Search code examples
c#performancegethashcodevisitor-pattern

Is it a bad idea creating an object in a GetHashCode function?


I have a base class MyBase and about a dozen of derived classes. I rely on the visitor pattern heavily in my code. So the base class is an abstract host for a visitor, each of the derived classes is a concrete host. I am using a standalone comparer that implements the IEqualityComparer<MyBase> interface. There are 2 methods in this interface: Boolean Equals(MyBase a, MyBase b) and Int32 GetHashCode(MyBase obj). In each of these methods I use a visitor in order to resolve an instance of MyBase to the instance of one of the derived types. This is how I avoid dealing with casting. So the visitor is an object that needs to be created on each call to Equals and GetHashCode. I've read a lot about keeping GetHashCode as cheap as possible, so the question would be:

Is creating an object (a visitor) in the GetHashCode and Equals method a bad idea considering the performance?


Solution

  • Implementations of GetHashCode() should be written in such a fashion that every call after the first will be fast. If computation of an object's hash value would require the construction of a new object, that's a pretty good sign that the object should probably cache the hash value after it's been computed once, so future requests for the hash code can be answered quickly. Note that it probably isn't worthwhile to use a flag to indicate whether the hashcode has been computed; instead, decide that zero won't be a valid hash code value, and have a HashCode field which is initialized to zero but gets overwritten with the hash code once it has been computed. If the computation method for the hash code would yield zero, substitute some other arbitrary value instead.

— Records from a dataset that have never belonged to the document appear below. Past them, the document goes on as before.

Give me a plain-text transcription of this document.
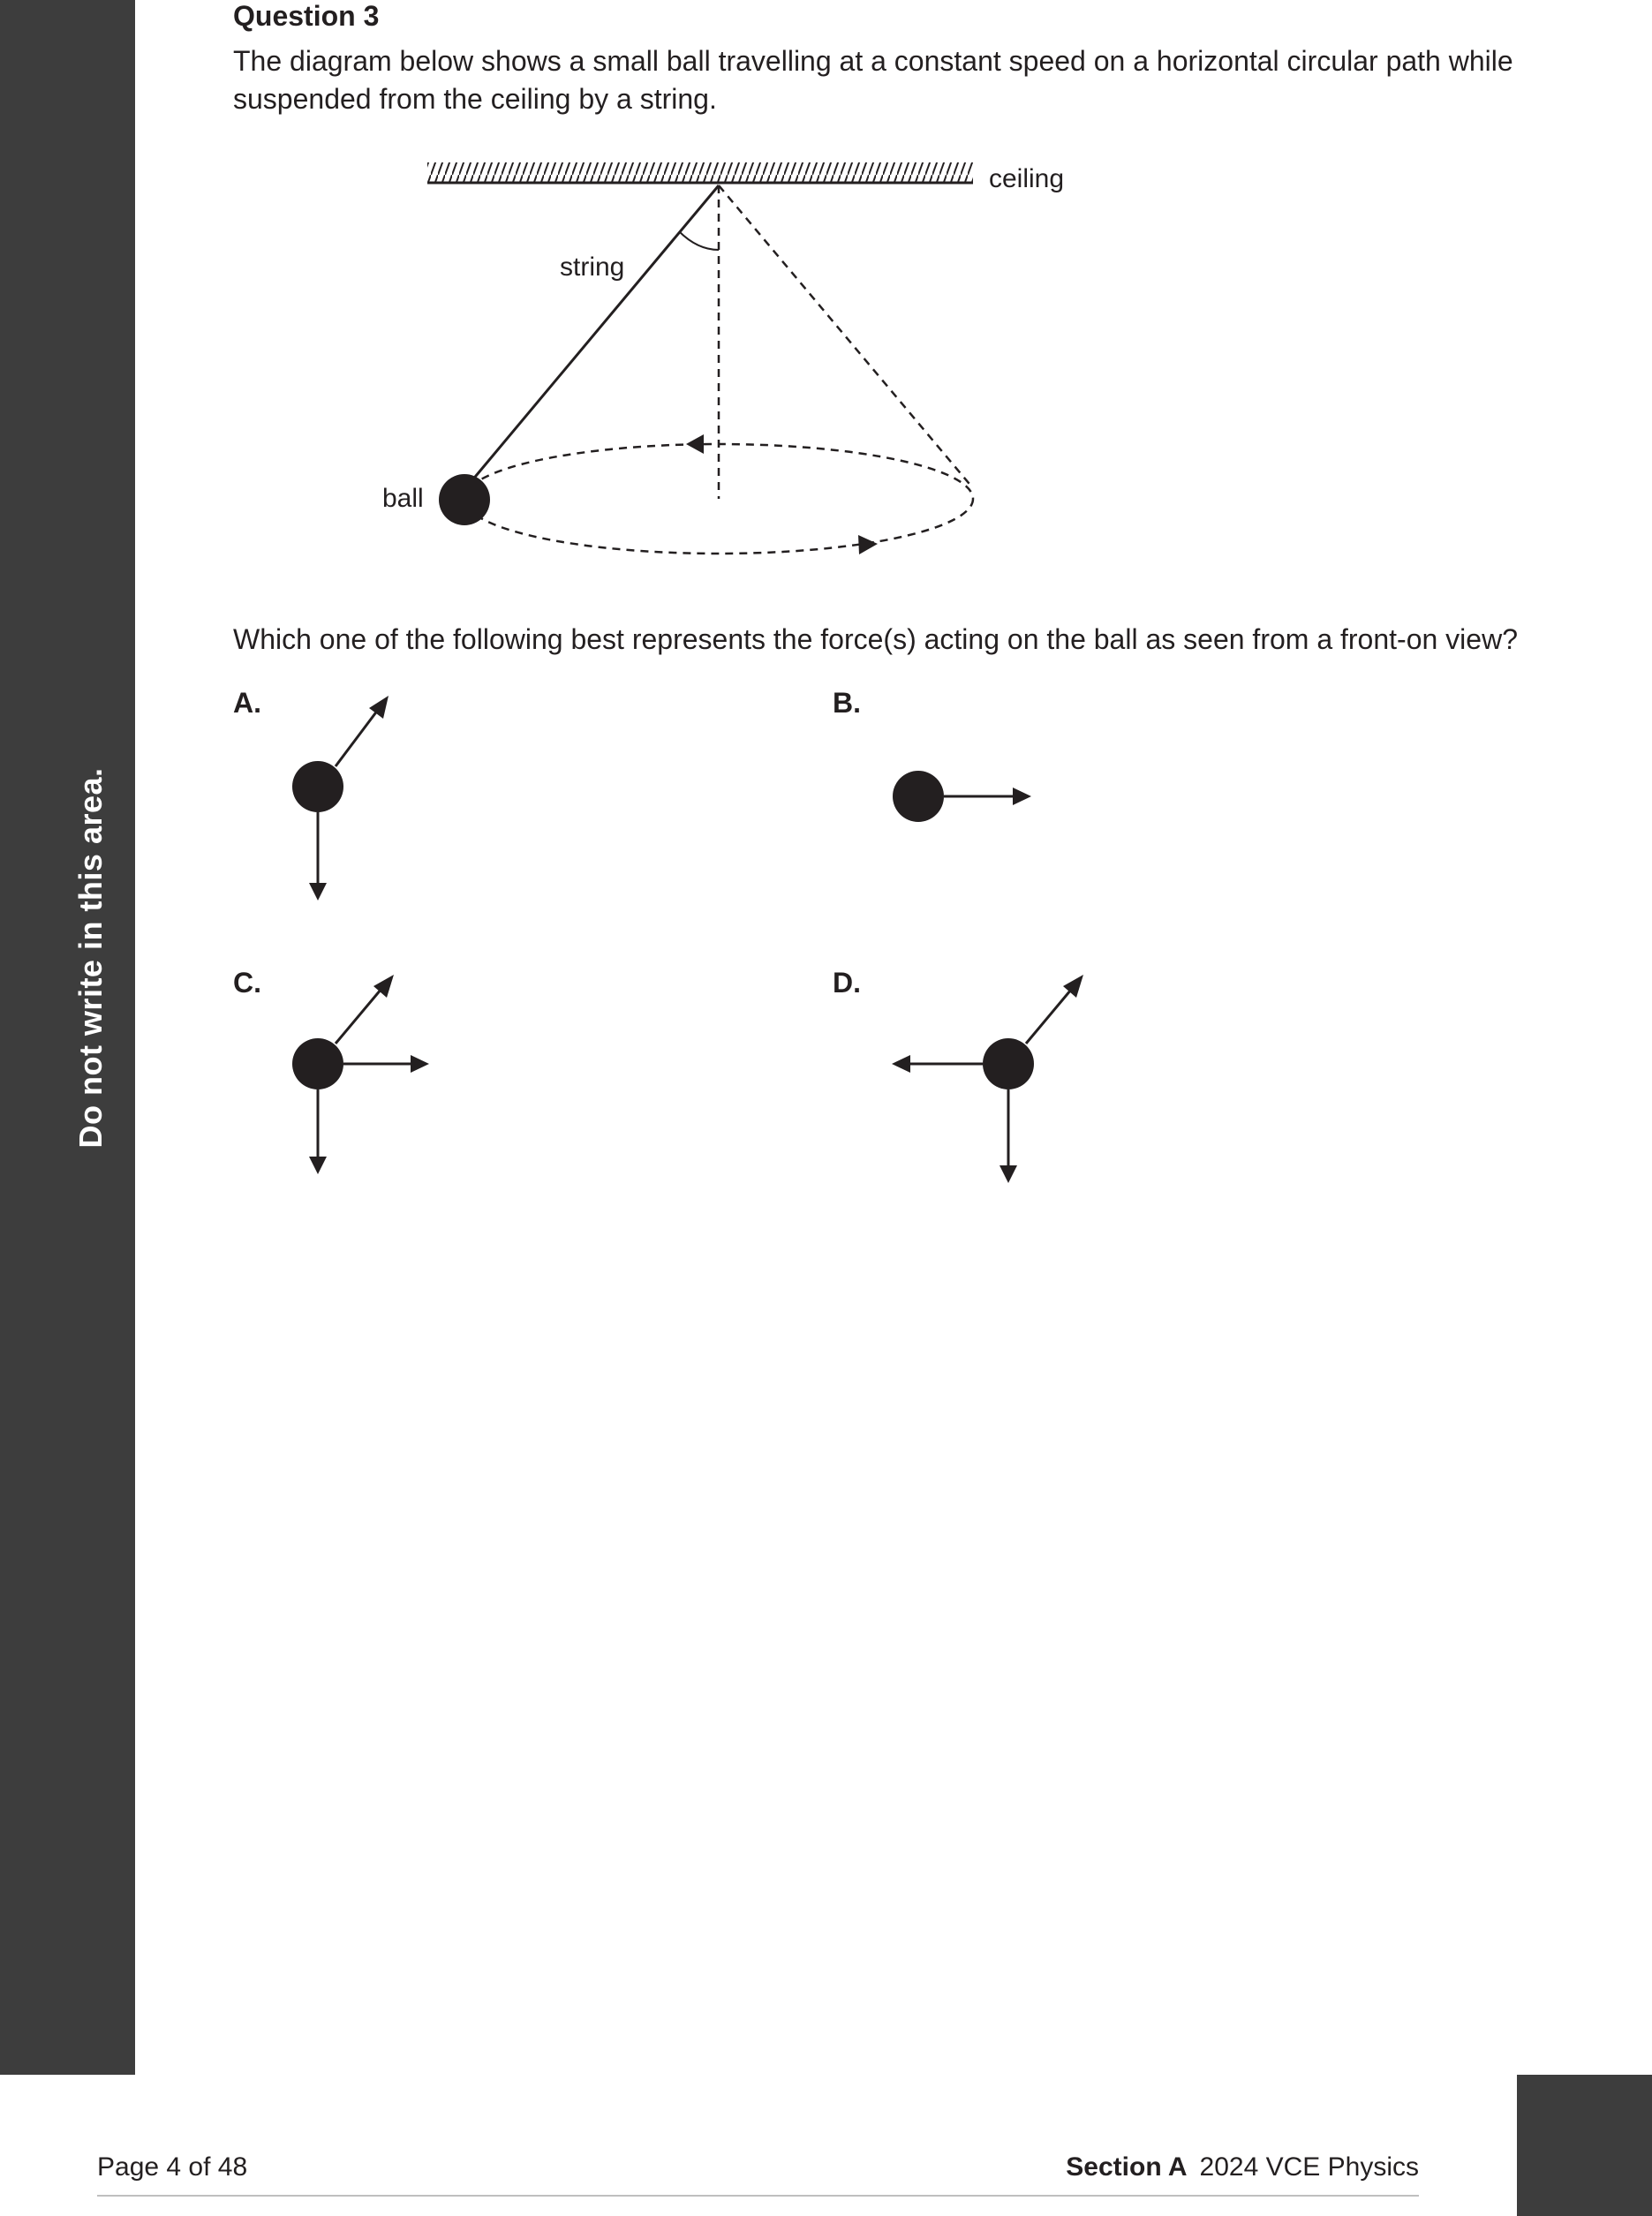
Do not write in this area.
Question 3
The diagram below shows a small ball travelling at a constant speed on a horizontal circular path while suspended from the ceiling by a string.
ceiling
string
ball
Which one of the following best represents the force(s) acting on the ball as seen from a front-on view?
A.	B.
C.	D.
Page 4 of 48	Section A 2024 VCE Physics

Both zero and the other value should only occur about 1/4,000,000,000 of the time, so doubling the probability of that other value to 1/2,000,000,000 should be no big deal.

    If you are caching hash codes, then it shouldn't matter too much if their computation is somewhat expensive, since it will only be done once. Even if a hash code is cached, one should still try to make it reasonably fast, but not worry too much about it.